L’orchestre de gongs du village d’Ako Siêr, à Buôn Ma Thuôt |
Avant toute chose, une précision s’impose : le mot « gong » ne désigne pas forcément le métallophone auquel on pense le plus souvent. Ici, il se réfère à un instrument de bambou, plus ancien, appelé ching kram, qui est de forme tubulaire.
Grêle est un morceau de gong traditionnel joué pour inviter à boire lors d’une fête villageoise. Il s’inspire du bruit que font les grêlons, d’où son titre. Mais les membres de l’orchestre de gongs du village d’Ako Siêr, à Buôn Ma Thuôt, l’ont renouvelé en le ponctuant d’acclamations. Et manifestement, ils ne sont pas les seuls : les orchestres villageois s’emploient désormais à donner une nouvelle jeunesse à leur répertoire, comme a pu le constater le folkloriste Vu Lân. « C’est vraiment intéressant de voir comment les musiciens villageois revisitent les morceaux anciens. Si traditionnellement les gongs ne servent qu’à marquer le rythme, les villageois s’en servent aujourd’hui pour jouer des mélodies entières.

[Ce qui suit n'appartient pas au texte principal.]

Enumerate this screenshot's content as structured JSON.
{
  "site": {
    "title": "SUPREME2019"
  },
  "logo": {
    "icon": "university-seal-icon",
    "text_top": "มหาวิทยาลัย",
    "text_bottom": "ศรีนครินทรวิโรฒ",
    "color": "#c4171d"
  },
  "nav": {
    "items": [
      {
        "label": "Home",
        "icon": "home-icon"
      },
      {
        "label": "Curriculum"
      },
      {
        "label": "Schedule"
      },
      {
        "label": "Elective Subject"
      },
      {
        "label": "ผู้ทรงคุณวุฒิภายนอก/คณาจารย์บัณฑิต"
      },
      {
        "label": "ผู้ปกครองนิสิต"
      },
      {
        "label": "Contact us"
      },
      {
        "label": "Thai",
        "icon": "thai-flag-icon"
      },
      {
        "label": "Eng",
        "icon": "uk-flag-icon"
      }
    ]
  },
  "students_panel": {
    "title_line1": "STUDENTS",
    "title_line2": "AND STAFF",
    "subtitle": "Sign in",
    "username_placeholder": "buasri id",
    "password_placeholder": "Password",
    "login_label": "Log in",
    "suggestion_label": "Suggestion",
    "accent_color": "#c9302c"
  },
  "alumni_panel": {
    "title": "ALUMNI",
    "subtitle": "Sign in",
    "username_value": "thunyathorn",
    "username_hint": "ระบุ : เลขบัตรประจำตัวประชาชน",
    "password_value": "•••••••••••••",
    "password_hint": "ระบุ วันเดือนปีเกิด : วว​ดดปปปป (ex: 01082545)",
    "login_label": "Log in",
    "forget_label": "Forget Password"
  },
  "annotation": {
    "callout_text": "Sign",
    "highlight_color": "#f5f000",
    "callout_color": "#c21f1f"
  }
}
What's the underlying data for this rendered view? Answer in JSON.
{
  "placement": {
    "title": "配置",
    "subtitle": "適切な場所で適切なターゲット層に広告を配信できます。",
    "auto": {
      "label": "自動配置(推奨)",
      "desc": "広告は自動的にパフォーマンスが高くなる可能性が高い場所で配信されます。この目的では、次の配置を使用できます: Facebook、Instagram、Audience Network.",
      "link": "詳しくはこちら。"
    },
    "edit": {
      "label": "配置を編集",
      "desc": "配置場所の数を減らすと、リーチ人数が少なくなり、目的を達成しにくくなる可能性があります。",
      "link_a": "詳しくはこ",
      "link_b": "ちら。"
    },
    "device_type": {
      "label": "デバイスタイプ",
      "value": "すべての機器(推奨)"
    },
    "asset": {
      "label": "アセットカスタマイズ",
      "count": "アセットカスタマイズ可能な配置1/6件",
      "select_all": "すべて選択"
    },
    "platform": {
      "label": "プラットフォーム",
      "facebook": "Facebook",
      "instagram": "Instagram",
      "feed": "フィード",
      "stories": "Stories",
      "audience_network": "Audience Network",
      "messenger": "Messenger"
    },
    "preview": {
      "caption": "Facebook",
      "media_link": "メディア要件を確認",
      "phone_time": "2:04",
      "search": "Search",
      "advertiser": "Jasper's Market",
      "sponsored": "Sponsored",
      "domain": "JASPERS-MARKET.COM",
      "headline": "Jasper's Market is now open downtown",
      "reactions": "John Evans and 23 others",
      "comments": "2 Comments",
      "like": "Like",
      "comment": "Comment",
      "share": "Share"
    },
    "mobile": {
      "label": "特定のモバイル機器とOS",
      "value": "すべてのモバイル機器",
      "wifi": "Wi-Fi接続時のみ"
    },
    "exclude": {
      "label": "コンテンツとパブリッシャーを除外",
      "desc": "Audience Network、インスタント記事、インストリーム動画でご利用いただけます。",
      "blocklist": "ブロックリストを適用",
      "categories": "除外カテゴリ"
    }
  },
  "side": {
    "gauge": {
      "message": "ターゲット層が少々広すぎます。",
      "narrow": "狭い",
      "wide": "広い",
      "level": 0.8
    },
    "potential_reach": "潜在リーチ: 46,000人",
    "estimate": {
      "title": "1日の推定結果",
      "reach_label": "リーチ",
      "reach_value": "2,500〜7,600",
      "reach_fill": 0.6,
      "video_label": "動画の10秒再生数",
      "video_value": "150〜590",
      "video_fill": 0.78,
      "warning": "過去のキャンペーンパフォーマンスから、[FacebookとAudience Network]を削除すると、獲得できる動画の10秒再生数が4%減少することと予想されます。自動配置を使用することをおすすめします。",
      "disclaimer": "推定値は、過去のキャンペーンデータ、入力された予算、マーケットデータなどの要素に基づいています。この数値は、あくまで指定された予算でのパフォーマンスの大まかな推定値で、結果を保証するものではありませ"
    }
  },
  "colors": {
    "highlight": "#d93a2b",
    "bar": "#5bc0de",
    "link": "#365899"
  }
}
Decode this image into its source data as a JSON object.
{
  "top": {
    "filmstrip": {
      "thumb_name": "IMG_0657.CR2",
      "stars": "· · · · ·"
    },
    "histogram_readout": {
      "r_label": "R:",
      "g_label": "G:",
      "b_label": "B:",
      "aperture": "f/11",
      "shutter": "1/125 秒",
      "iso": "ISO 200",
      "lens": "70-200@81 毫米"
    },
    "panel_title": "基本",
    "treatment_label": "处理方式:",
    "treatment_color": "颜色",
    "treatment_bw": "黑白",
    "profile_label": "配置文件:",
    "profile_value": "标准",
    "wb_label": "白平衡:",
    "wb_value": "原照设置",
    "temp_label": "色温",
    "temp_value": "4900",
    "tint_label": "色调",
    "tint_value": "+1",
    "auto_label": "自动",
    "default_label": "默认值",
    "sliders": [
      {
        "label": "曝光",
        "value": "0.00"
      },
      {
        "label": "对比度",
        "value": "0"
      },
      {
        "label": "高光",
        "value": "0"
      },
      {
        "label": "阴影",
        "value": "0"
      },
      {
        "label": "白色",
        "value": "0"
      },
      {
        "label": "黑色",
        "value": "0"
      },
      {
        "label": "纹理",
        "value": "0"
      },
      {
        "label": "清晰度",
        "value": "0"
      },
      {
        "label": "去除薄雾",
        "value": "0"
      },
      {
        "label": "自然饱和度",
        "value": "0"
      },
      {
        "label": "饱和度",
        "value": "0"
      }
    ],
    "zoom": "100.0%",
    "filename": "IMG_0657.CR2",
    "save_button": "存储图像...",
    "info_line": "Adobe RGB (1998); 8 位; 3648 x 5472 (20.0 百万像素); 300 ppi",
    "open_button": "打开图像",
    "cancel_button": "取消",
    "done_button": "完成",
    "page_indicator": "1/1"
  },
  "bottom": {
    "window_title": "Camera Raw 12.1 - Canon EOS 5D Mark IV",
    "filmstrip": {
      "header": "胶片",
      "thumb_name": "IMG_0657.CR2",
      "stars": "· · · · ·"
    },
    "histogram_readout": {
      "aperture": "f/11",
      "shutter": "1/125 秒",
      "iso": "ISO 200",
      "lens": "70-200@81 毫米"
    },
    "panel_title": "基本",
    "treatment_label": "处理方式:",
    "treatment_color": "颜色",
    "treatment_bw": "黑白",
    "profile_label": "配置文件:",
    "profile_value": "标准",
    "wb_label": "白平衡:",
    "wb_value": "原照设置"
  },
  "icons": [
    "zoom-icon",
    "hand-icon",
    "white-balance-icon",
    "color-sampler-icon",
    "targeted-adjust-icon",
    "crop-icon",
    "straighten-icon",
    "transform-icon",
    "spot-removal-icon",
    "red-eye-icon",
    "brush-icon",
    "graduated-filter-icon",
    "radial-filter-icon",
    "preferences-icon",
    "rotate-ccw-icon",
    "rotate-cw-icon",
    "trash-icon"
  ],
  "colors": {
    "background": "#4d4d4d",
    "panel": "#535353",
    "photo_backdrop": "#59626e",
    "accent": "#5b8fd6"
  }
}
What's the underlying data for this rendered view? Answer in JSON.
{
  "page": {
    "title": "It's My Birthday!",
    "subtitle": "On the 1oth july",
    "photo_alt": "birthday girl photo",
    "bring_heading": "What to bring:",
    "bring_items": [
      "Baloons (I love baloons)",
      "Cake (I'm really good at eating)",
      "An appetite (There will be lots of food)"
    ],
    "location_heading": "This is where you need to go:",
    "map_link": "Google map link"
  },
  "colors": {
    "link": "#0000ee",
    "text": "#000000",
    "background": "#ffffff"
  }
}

Dans le cas de Grêle, ils poussent des cris dès le début du morceau, pour simuler l’effet soudain de la grêle sur les hauts plateaux », nous dit-il. Non contents de reproduire exactement ce qu’ont fait leurs ancêtres, ils s’amusent à improviser avec les gongs |
Les musiciens Ede, eux, rêvent de faire du gong, qui est traditionnellement réservé aux cérémonies rituelles, un instrument de concert internationalement connu.